Asked whether the petrol scarcity in Abuja will return owning to the conclusion of the summit, he said that the summit could not hold forever.
He noted that there was no hope that the fuel scarcity situation would change completely, although the Nigerian National Petroleum Corporation (NNPC) has been working hard to cushion the situation apart form the directive he gave it to flood Abuja with product during the summit.
The minister putting the question whether the scarcity has gone for good to himself, he replied “I don’t think so. I don’t think so because there are some importation that are taking goalie there and there are reserves that are being rebuild, . But I think what they have done is to manage some logistic angle somewhere there.”
Kachikwu however expressed hope that as March approaches products are going to become cheaper because of the summer issue. Some marketers who have efficiency issue might begin to bring in new cargoes to supplement.
He added that perhaps before them some of the resolutions reached with Mr. President would have been approved to give NNPC the leeway in terms of addressing issues. I am hoping that it is not going to come back.”
He said that the marginal field policy is still subsisting but there is need for approval from Petroleum Minister, who is to sign it up. Mr. President. He submitted that “I do not have the authority to jump into marginal crude.”

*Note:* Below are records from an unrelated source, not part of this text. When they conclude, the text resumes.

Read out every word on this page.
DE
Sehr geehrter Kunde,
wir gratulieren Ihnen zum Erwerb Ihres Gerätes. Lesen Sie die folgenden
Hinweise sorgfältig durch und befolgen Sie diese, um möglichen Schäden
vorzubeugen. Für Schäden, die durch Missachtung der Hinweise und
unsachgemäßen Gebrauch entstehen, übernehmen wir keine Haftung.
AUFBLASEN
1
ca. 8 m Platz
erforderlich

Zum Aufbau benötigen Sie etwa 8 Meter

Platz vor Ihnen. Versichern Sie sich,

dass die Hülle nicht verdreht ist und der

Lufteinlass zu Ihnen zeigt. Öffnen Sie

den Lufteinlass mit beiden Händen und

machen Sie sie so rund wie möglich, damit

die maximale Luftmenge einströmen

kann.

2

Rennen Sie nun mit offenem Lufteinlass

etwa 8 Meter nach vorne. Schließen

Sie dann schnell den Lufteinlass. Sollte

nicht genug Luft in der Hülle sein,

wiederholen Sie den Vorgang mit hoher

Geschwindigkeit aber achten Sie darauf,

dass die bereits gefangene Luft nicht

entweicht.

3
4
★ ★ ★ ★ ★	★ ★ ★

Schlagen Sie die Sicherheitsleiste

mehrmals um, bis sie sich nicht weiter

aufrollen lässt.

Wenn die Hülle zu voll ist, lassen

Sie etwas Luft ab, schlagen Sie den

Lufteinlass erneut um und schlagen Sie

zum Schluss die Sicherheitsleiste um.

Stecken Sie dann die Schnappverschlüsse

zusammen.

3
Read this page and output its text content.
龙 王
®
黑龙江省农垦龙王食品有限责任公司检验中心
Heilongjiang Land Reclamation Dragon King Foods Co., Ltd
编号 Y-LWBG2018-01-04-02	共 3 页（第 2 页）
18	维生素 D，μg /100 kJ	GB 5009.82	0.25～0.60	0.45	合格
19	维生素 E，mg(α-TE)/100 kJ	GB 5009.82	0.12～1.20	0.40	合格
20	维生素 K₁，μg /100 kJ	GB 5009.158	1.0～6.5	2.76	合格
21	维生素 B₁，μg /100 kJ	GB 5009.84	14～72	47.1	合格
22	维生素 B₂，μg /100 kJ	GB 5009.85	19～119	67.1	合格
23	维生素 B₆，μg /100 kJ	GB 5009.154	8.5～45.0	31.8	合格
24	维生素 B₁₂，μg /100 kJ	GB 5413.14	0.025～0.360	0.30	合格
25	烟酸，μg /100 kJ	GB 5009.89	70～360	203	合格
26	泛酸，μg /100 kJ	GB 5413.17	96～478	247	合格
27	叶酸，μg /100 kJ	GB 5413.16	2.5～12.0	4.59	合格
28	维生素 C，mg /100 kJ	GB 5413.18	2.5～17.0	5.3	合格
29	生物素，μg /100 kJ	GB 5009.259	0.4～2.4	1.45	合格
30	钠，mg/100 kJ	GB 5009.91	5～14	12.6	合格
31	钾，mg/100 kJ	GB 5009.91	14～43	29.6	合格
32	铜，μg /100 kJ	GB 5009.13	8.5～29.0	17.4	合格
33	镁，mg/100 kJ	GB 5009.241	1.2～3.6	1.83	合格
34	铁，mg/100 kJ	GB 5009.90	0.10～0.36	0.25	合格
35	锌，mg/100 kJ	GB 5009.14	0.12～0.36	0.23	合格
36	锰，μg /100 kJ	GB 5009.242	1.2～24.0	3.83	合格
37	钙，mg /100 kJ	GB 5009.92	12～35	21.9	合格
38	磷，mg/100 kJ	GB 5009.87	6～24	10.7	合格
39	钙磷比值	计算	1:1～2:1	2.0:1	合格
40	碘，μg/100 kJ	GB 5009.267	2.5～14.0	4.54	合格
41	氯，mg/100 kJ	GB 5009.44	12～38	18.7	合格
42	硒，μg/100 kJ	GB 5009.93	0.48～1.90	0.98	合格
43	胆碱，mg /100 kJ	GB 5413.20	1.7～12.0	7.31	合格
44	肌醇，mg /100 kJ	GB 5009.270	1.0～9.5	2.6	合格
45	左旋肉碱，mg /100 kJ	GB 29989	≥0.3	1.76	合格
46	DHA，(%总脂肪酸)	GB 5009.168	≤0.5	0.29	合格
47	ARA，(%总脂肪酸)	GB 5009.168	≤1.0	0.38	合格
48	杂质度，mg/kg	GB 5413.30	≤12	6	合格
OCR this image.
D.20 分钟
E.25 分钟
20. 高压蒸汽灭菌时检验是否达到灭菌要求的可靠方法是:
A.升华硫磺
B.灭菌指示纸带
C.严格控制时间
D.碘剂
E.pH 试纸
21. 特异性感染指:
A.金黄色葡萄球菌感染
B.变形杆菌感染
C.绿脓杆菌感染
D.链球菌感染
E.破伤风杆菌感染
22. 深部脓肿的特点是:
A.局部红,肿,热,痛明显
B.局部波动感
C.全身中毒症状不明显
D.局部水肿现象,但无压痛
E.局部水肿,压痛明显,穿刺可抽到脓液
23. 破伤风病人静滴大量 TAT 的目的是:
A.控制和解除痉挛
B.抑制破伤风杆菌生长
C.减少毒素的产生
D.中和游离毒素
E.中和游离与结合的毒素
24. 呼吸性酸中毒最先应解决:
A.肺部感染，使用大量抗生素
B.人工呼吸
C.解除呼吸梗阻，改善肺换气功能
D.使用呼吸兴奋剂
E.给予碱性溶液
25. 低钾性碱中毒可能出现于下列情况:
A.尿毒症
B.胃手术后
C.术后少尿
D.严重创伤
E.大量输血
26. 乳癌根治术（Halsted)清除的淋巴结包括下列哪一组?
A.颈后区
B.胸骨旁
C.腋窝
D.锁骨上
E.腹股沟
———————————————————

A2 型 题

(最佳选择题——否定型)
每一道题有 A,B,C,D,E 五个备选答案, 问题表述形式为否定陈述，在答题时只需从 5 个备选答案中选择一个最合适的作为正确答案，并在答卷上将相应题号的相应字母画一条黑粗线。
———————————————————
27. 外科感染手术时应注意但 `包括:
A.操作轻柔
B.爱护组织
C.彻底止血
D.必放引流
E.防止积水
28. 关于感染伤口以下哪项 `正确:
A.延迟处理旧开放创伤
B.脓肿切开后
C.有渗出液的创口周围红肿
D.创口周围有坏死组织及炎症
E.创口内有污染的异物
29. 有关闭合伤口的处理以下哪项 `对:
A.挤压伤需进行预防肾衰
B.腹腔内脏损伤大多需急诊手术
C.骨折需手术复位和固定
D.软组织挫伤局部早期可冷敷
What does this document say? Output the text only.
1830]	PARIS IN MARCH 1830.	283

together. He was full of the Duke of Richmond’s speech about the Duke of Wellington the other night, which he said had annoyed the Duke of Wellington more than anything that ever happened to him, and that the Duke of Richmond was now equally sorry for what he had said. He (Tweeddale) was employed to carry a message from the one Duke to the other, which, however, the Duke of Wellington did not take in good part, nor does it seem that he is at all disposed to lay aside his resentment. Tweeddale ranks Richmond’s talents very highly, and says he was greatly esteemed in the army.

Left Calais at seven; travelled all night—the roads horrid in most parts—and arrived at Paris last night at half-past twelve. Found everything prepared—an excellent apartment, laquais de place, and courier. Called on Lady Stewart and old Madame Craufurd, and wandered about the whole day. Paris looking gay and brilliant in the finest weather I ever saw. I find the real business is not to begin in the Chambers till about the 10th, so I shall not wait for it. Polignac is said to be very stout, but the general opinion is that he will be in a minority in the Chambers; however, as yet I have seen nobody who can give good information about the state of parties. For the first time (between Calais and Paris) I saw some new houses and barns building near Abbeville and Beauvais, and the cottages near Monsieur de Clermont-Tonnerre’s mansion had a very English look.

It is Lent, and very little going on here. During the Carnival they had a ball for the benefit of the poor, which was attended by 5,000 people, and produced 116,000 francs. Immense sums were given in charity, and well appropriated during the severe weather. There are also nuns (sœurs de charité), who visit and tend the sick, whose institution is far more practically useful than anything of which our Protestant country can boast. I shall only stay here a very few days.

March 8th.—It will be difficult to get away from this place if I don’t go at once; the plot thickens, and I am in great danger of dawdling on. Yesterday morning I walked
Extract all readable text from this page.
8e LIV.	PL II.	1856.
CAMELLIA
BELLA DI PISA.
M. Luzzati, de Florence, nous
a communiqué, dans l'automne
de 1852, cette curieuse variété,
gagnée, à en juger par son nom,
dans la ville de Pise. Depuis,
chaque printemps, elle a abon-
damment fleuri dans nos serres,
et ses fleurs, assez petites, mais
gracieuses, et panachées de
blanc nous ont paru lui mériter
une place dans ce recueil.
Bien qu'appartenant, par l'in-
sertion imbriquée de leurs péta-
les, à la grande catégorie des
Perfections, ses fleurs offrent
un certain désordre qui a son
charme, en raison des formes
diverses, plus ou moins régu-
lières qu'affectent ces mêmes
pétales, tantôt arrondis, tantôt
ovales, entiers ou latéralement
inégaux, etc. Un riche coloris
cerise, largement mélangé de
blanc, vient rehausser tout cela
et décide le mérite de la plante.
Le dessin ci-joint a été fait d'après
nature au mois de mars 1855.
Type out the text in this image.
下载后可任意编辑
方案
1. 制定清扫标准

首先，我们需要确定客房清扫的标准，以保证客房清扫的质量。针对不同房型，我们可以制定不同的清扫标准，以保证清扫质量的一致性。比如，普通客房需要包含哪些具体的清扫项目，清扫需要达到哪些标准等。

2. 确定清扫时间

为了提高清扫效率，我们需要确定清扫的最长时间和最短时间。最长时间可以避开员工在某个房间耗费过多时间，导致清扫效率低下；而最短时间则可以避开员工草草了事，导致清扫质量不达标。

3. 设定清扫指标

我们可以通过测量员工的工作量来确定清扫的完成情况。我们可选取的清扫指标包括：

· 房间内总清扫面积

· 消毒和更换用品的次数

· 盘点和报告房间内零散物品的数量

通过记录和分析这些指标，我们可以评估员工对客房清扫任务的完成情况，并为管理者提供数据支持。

He said that new tranches of cash call arrears arose because NNPC did not finished the exiting process in February but December last year and the cash call policy continued while government was working out the exiting process which added more arrears.
On modular refineries, he said if the refiners chose to pay in local currency they will pay at the prevailing exchange rate.
Kachikwu noted that although the oil belongs to the federal government, but the federal government does not have the right to change to the price.
He said that since they are producing new the source of crude, it means a reduction in the cost of transportation which is a huge cost in the production value chain.
According to him, some Nigerians are still of the belief that the sector is still having transparency issues, adding that confidence will impact on the sector once it is completely transparent.